DeepSeek, which overtook rival ChatGPT to become the top-rated free application on Apple’s App Store in the US, says it uses lower-cost chips and less data, challenging a bet in markets that AI will drive demand along a supply chain from chipmakers to data centers.

The CBOE Volatility Index, known as Wall Street’s fear gauge, jumped 20 per cent.

In Europe, the pan-European STOXX 600 index was little changed, but the STOXX Europe 600 technology index fell more than 3 per cent, its biggest one-day drop since mid-October. MSCI’s gauge of stocks across the globe fell about 1 per cent.

US Treasury yields tumbled to multi-week lows, tracking steep declines in equities, as investors sought the safety of government bonds.

The benchmark US 10-year yield dropped 9.1 basis points to 4.532 per cent. That pushed the dollar lower, with safe-haven currencies as the main beneficiaries.

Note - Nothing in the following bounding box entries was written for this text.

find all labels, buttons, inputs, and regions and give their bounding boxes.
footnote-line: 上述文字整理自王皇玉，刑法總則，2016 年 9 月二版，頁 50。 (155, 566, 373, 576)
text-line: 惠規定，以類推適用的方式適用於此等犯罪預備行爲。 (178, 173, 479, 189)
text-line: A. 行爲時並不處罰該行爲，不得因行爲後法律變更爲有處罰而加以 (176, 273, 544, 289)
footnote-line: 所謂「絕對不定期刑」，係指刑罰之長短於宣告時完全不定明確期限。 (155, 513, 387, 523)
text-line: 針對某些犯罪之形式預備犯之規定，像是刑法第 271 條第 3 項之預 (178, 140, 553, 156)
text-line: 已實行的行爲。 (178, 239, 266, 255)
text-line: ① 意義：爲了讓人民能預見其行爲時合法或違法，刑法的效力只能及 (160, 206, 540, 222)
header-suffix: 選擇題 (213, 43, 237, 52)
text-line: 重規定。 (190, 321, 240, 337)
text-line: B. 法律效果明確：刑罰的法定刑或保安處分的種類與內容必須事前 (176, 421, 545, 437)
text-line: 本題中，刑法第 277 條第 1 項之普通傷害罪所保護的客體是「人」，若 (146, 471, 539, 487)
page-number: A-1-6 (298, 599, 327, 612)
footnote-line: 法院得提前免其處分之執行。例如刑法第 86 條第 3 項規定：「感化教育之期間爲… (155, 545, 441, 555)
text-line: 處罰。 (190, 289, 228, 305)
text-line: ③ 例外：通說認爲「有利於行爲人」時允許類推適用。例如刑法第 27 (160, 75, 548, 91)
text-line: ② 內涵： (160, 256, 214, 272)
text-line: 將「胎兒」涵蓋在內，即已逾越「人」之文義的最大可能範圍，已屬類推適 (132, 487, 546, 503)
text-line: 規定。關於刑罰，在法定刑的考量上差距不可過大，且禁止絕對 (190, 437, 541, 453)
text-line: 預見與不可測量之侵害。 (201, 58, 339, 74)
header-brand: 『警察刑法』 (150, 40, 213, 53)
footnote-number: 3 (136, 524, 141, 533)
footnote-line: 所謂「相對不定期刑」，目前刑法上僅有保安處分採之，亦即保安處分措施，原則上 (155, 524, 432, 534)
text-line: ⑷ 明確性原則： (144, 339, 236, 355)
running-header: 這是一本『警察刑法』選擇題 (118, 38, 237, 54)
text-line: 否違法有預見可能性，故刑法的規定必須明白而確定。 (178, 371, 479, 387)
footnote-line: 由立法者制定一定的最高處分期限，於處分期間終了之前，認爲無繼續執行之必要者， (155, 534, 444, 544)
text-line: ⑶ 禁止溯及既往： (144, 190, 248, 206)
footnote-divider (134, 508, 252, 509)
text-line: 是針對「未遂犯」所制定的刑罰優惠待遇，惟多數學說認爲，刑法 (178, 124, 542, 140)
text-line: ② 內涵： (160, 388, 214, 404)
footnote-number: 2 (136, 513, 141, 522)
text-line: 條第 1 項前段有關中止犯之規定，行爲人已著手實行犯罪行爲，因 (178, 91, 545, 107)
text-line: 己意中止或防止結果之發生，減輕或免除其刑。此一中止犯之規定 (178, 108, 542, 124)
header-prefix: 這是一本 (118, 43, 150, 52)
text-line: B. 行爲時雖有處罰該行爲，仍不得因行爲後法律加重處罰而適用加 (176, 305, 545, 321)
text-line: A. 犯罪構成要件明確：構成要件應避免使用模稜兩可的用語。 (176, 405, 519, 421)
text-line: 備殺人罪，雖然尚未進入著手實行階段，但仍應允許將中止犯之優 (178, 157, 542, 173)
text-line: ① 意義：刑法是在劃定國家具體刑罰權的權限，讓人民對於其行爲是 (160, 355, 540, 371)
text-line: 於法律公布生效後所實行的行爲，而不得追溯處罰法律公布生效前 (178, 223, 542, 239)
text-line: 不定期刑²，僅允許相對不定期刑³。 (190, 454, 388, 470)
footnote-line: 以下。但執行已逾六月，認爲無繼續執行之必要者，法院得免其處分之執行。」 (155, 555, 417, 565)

The dollar fell nearly 1 per cent against the yen and 0.4 per cent against the Swiss franc, two currencies that often gain during periods of market unease.

The dollar index, which measures how the US currency trades versus a basket of peers, declined 0.3 per cent, around its lowest level since Dec. 18.

US import tariffs remain a key theme, with President Donald Trump so far refraining from implementing broad trade levies.

China, Mexico and Canada are facing a nervy wait after Trump last week earmarked Feb. 1 for additional tariffs on top trading

partners.

The dollar also rose 0.4 per cent against the Colombian peso after a short-lived spat over deportations. On Sunday, Trump threatened Colombia with tariffs and sanctions to punish it for refusing to accept military flights carrying deportees, but Colombia later said it would accept repatriation flights and the U.S. sanctions threat was put on hold.

Monday’s market volatility kicks off a busy week in which both the US Federal Reserve and the European Central Bank meet to set interest rates.

“The Fed is likely to keep rates steady, and markets have embraced our view of higher-for-longer rates,” BlackRock Investment Institute strategists wrote in a note on Monday.

“We think the ECB has more room for further cuts,” they added. “Yet like in the US, we see structural constraints keeping inflation and rates higher than pre-pandemic.”

Oil prices fell about 2 per cent on Monday as the deal with Colombia reduced immediate concern over oil supply disruptions.

Gold prices declined more than 1 per cent, retreating from near-record highs seen in the last session, as investors liquidated bullion positions, along with a broader market sell-off sparked by DeepSeek.

Leading cryptocurrency bitcoin slumped 3.5 per cent, dropping below $100,000 for the first time in a week before rebounding to $101,455.